Validation of the PREDICT Prognostication Tool in US Patients With Breast Cancer.

PREDICT is an online prognostication tool derived from breast cancer registry information on approximately 6,000 women treated in the United Kingdom that estimates the postsurgical treatment benefit of surgery alone, chemotherapy, trastuzumab, endocrine therapy, and/or adjuvant bisphosphonates in early-stage breast cancer. Our aim was to validate the PREDICT algorithm in predicting 5- and 10-year overall survival (OS) probabilities using real-world outcomes among US patients with breast cancer. A retrospective study was performed including women diagnosed with unilateral breast cancer in 2004 through 2012. Women with primary unilateral invasive breast cancer were included. Patients with bilateral or metastatic breast cancer, no breast surgery, or missing critical clinical information were excluded. Prognostic scores from PREDICT were calculated and external validity was approached by assessing statistical discrimination through area under time-dependent receiver-operator curves (AUC) and comparing the predicted survival to the observed OS in relevant subgroups. We included 708,652 women, with a median age of 58 years. Most patients were White (85.4%), non-Hispanic (88.4%), and diagnosed with estrogen receptor-positive breast cancer (79.6%). Approximately 50% of patients received adjuvant chemotherapy, 67% received adjuvant endocrine therapy, 60% underwent a partial mastectomy, and 59% had 1 to 5 axillary sentinel nodes removed. Median follow-up time was 97.7 months.
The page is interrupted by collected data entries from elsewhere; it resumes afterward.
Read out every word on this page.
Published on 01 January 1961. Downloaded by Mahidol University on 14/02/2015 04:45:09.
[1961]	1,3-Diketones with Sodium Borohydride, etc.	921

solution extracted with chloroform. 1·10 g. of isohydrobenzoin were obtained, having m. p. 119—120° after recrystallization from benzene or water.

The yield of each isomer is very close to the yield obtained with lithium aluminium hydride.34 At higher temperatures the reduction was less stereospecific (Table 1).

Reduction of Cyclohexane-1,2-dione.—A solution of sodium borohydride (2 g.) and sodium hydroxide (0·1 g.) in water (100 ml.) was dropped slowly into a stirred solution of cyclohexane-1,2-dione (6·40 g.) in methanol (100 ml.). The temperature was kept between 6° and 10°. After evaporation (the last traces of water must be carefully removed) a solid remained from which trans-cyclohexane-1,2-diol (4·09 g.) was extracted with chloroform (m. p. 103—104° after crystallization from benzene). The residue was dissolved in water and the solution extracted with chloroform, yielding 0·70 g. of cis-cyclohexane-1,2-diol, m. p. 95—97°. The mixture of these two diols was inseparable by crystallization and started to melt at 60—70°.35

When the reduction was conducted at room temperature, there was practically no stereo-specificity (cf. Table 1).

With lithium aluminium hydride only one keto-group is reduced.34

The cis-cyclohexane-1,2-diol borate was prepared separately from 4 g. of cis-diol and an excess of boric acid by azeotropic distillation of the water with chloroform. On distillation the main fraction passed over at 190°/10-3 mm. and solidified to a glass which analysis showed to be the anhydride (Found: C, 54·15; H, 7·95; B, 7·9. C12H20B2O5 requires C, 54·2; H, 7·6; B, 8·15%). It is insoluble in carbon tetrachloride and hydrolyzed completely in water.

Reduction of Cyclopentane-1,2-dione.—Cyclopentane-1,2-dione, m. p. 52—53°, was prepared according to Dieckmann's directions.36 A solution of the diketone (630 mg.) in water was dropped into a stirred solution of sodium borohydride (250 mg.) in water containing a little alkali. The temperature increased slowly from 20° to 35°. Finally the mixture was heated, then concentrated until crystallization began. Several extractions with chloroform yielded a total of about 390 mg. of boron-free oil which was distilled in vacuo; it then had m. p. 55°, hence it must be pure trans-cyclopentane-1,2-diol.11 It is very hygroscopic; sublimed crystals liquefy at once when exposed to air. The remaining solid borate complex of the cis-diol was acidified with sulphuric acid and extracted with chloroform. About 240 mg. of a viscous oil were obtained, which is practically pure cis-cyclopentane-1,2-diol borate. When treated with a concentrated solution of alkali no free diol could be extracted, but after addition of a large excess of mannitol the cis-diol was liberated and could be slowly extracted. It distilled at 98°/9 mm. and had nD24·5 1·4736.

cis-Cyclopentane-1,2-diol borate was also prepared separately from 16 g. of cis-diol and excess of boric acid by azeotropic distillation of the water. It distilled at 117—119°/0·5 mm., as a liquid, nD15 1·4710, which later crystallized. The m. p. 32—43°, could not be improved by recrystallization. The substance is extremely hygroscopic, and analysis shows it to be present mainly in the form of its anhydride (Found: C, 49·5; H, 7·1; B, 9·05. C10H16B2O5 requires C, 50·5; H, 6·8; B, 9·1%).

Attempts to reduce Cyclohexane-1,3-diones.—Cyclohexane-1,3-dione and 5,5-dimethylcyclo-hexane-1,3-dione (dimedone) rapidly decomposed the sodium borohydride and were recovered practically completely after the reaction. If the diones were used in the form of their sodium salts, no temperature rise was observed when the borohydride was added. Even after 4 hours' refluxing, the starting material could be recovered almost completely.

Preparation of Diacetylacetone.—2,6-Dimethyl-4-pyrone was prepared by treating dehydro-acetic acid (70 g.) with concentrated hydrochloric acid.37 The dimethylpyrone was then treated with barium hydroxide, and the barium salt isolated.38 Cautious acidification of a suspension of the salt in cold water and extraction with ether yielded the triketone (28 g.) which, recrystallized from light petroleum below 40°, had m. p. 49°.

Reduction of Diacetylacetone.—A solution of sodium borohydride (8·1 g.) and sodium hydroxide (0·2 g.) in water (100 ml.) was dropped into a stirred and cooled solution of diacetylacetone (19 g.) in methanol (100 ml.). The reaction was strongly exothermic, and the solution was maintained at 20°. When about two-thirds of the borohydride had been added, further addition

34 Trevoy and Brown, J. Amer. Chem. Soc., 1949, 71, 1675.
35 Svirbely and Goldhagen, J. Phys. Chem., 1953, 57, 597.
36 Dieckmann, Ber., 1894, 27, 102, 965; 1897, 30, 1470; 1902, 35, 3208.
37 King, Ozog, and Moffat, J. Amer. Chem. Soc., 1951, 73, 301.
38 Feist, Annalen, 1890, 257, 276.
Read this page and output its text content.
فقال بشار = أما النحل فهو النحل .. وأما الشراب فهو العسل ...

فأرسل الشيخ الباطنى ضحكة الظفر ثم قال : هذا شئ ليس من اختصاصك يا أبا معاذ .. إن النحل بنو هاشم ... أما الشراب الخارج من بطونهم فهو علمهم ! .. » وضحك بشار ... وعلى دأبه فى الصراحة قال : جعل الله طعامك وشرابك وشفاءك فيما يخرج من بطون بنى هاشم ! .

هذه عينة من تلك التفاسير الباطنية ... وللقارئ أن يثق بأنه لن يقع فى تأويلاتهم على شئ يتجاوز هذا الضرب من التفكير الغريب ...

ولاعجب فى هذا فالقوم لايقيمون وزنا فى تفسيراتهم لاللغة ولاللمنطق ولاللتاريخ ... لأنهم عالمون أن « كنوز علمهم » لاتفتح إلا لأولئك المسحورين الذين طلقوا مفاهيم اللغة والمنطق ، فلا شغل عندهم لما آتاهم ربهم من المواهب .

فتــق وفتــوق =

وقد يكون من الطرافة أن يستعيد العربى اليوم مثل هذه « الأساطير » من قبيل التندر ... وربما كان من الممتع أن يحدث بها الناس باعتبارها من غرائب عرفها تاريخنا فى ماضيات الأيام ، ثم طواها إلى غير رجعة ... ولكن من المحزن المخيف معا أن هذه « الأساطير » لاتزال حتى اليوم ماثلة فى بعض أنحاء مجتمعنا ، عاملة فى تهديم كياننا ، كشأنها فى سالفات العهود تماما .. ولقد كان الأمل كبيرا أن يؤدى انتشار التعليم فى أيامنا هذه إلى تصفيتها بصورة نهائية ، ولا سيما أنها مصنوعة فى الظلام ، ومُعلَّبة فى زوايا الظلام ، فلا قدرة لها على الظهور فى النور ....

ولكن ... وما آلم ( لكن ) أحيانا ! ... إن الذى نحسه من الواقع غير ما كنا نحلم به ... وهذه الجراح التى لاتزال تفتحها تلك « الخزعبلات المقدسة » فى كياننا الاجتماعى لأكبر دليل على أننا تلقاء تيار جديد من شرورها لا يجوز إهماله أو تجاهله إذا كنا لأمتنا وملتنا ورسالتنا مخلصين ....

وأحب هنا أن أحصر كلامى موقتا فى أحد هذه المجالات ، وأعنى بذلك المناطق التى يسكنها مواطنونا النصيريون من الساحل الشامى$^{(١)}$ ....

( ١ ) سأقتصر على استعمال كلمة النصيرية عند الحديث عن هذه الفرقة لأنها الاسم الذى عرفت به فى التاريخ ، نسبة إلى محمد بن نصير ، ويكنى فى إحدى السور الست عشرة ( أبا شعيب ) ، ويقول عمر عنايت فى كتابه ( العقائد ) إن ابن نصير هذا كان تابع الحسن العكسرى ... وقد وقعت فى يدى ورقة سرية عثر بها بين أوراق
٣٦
The population's 5- and 10-year OS were 89.7% and 78.7%, respectively. Estimated 5- and 10-year median survival with PREDICT were 88.3% and 73.8%, and an AUC of 0.77 and 0.76, respectively. PREDICT performed most poorly in patients with high Charlson-Deyo comorbidity scores (2-3), where PREDICT overestimated OS. Sensitivity analysis by year of diagnosis and HER2 status showed similar results. In this prognostic study utilizing the National Cancer Database, the PREDICT tool accurately predicted 5- and 10-year OS in a contemporary and diverse population of US patients with nonmetastatic breast cancer.